Шрифт:
Наш брак, вся эта хрупкая, скромная жизнь рухнула: не было никакой мало-мальской уверенности в завтрашнем дне, не доставало каких-то жалких грошей. Я понимал, что есть миллионы таких людей, и вечно им не достает немного уверенности и денег. Жизнь чудовищно измельчала. Она свелась к одной только мучительной борьбе за убогое, голое существование.

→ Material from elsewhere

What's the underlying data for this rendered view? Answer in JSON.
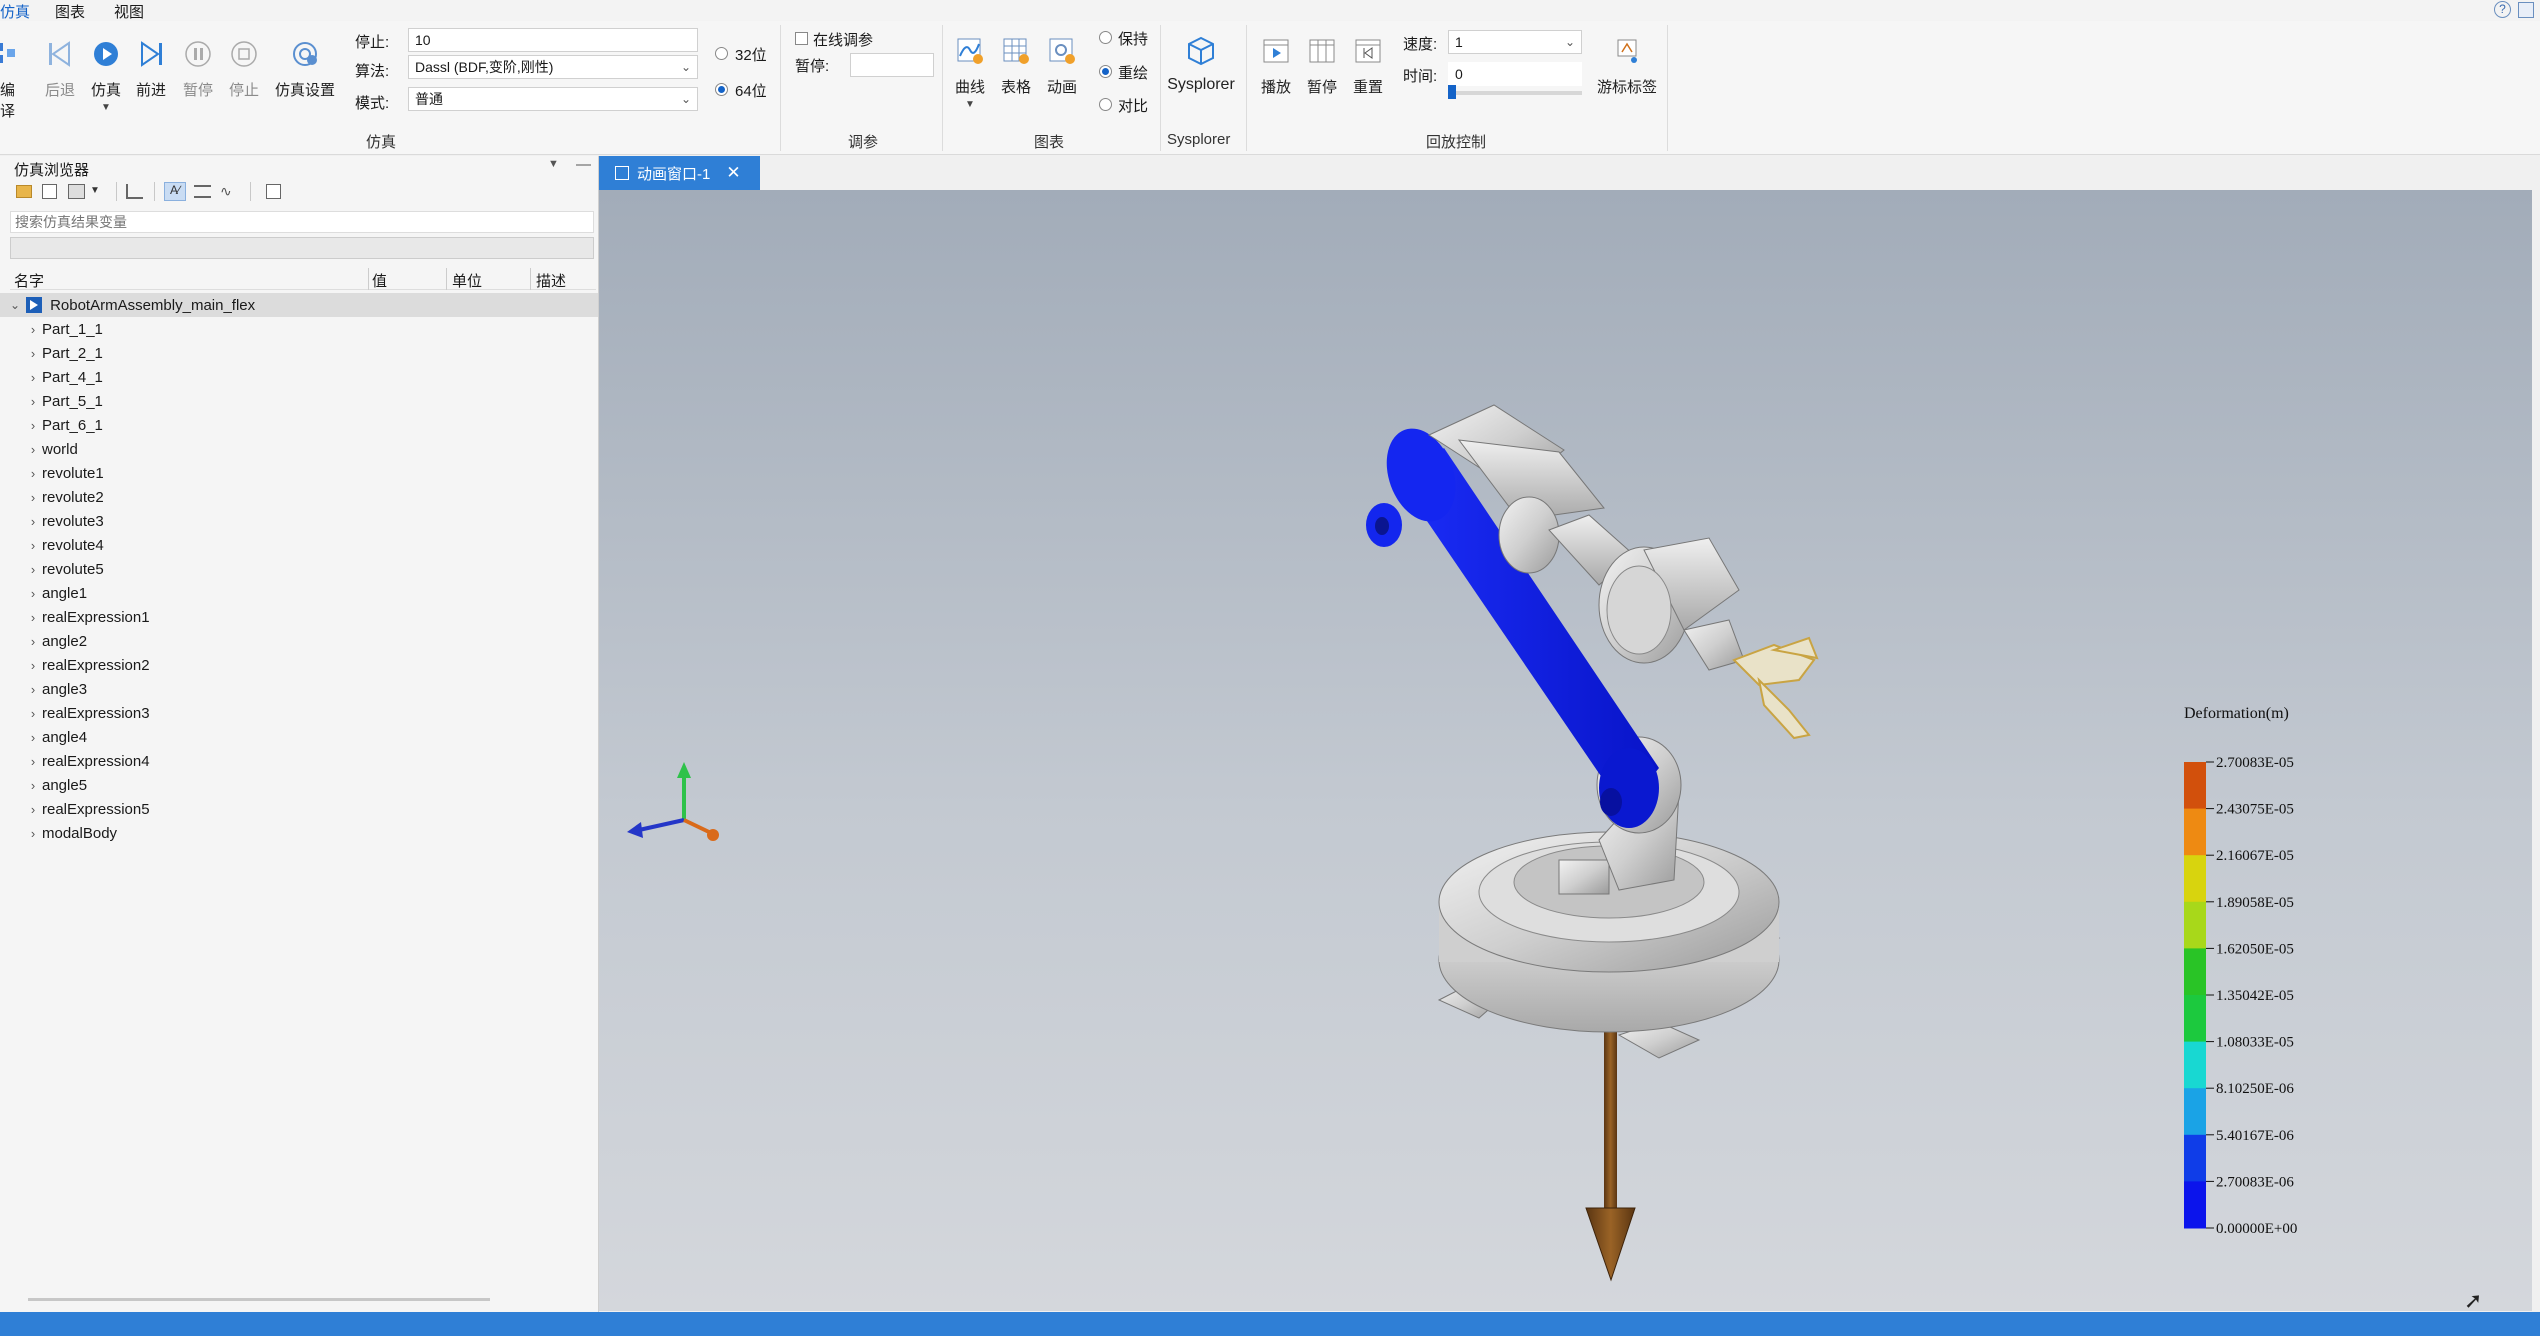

По большому счету, я сам был сыт по горло такой жизнью, особенно в последние годы, когда с возрастом стало все труднее находить работу после очередного увольнения.
И все чаще меня охватывало желание уйти.
И хотя я знал, что жене без меня придется нелегко, я чувствовал, что уйдя, освободил бы ее от себя – и в самом деле, возможно, сделал бы ее не такой несчастной.
Беда состояла в том, что уйти мне было некуда. Мы жили в двухкомнатной квартире, купленной когда-то совместно и записанной на имя жены.
У меня не было ничего.
И никого.
Ни одного родного человека – кроме возненавидевшей меня жены.
Ни родственников, ни друзей.
Ни женщины, к которой я мог бы в самом деле уйти.
Да, когда-то у меня были относительно постоянные любовницы – как и у всякого нормального мужчины.
Но в последние годы, в период моего медленного погружения в неудачи, они рассосались. И более того, я перестал искать знакомств с новыми женщинами, познав их алчную и примитивную природу.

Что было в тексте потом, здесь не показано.